Salah satu muatan penting dalam panduan itu adalah flow management atau manajemen rute. Artinya, penyelenggara kegiatan harus membuat akses atau rute jalan yang dengan gamblang menunjukkan rute masuk dan rute keluar bagi penonton. Di situ, juga dicantumkan rute masuk dan keluar untuk panitia penyelenggara, vendor, tenant, dan pengisi acara. Rute itu disarankan bersifat satu arah untuk menghindari persinggungan antar pengunjung.
Sementara itu, Ketua Umum Asosiasi Promotor Musik Indonesia (APMI) Dino Hamid berharap tidak ada efek domino dari kisruh festival musik Berdendang Bergoyang. Terutama adalah pembatalan event-event besar yang sudah direncanakan jauh-jauh hari dan dijadwalkan pada akhir tahun ini atau awal tahun depan.

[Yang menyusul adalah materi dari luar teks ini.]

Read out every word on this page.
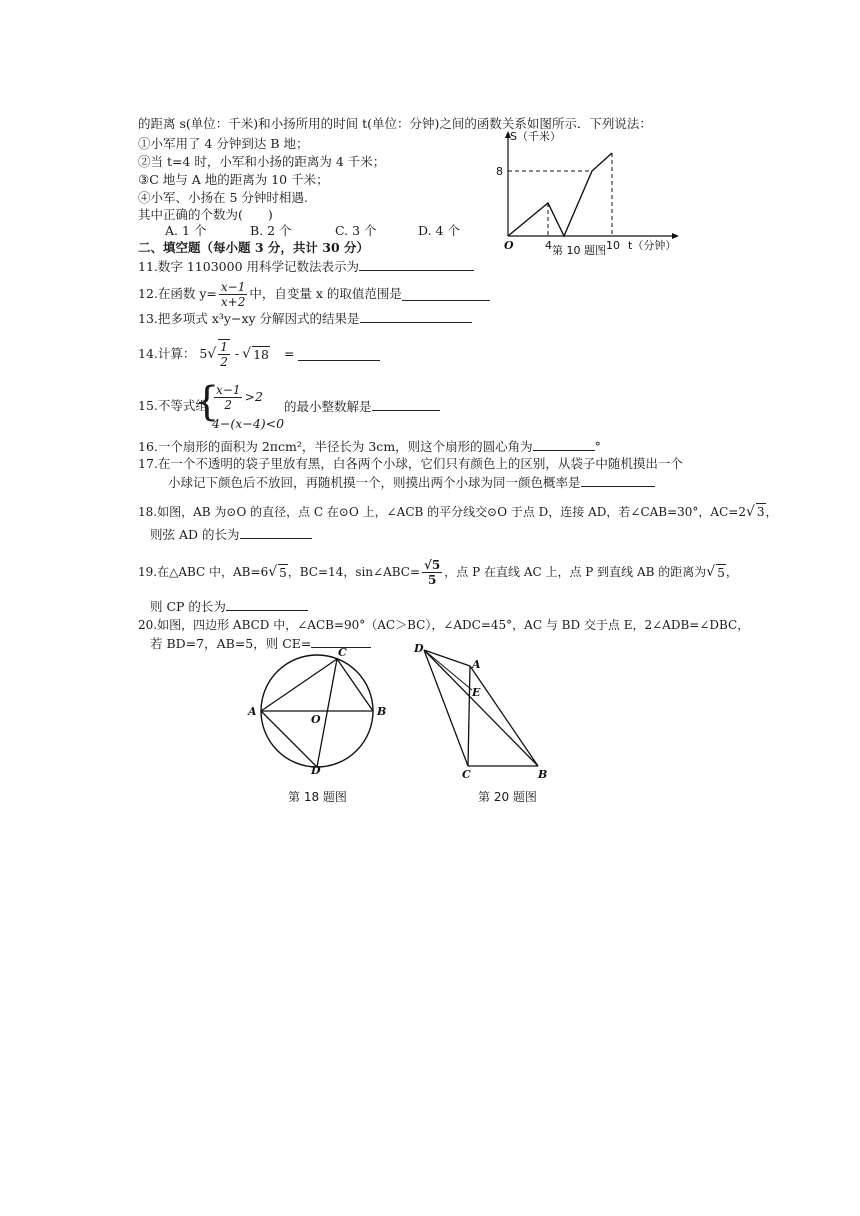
的距离 s(单位：千米)和小扬所用的时间 t(单位：分钟)之间的函数关系如图所示．下列说法：
①小军用了 4 分钟到达 B 地；
②当 t=4 时，小军和小扬的距离为 4 千米；
③C 地与 A 地的距离为 10 千米；
④小军、小扬在 5 分钟时相遇.
其中正确的个数为(　　)
A. 1 个	B. 2 个	C. 3 个	D. 4 个
S（千米）
8
O	4	10 t（分钟）
第 10 题图
二、填空题（每小题 3 分，共计 30 分）
11.数字 1103000 用科学记数法表示为
12.在函数 $y= \frac{x-1}{x+2}$ 中，自变量 x 的取值范围是
13.把多项式 x³y−xy 分解因式的结果是
14.计算： 5 √ $\frac{1}{2}$ - √ 18 =
15.不等式组
{
$\frac{x-1}{2} >2$
4−(x−4)<0
的最小整数解是
16.一个扇形的面积为 2πcm²，半径长为 3cm，则这个扇形的圆心角为	°
17.在一个不透明的袋子里放有黑，白各两个小球，它们只有颜色上的区别，从袋子中随机摸出一个
小球记下颜色后不放回，再随机摸一个，则摸出两个小球为同一颜色概率是
18.如图，AB 为⊙O 的直径，点 C 在⊙O 上，∠ACB 的平分线交⊙O 于点 D，连接 AD，若∠CAB=30°，AC=2√ 3，
则弦 AD 的长为
19.在△ABC 中，AB= 6 √ 5 ，BC=14，sin∠ABC= $\frac{√5}{5}$ ，点 P 在直线 AC 上，点 P 到直线 AB 的距离为 √ 5 ，
则 CP 的长为
20.如图，四边形 ABCD 中，∠ACB=90°（AC＞BC），∠ADC=45°，AC 与 BD 交于点 E，2∠ADB=∠DBC，
若 BD=7，AB=5，则 CE=
A	B
C
D
O
第 18 题图
D
A
E
C	B
第 20 题图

APMI juga meminta publik bisa melihat fenomena penyelenggaraan konser dan festival musik itu secara jernih dan objektif. Sebab, banyak konser dan festival musik yang berjalan dengan lancar, rapi, dan tertib tahun ini. Selain Synchronize Fest, ada Mandalika Music Vibes, Java Jazz Festival, Hammersonic, Prambanan Jazz, hingga Djakarta Warehouse Project.
Itu menjadi bukti bahwa penyelenggara dan promotor yang tertib mampu menyajikan festival yang baik. Itu juga bisa menjadi promosi yang positif. ’’Itu memberikan para penonton suatu pengalaman yang membahagiakan,” kata Dino dalam konferensi pers di kawasan Blok M, Jakarta Selatan, pada Kamis (3/11).
APMI menyebutkan, belakangan para promotor musik sangat bahagia karena bisa kembali aktif menyelenggarakan event. Para vendor pun tidak kalah girang karena peralatan dan perlengkapan yang hampir dua tahun nganggur akhirnya bisa keluar dari gudang. Para musisi pun demikian. Mereka bisa kembali tampil menghibur penonton secara langsung.
Bangkitnya industri kreatif tersebut tentu memberikan dampak positif bagi industri lain. Sebagaimana industri perhotelan, transportasi, serta makanan dan minuman. Karena itu, APMI berpesan supaya pihak-pihak berwenang tidak mengambil keputusan sepihak yang bisa justru membuat macet perputaran roda ekonomi. Jangan sampai konser dan festival musik yang sedang menggeliat itu mati suri lagi.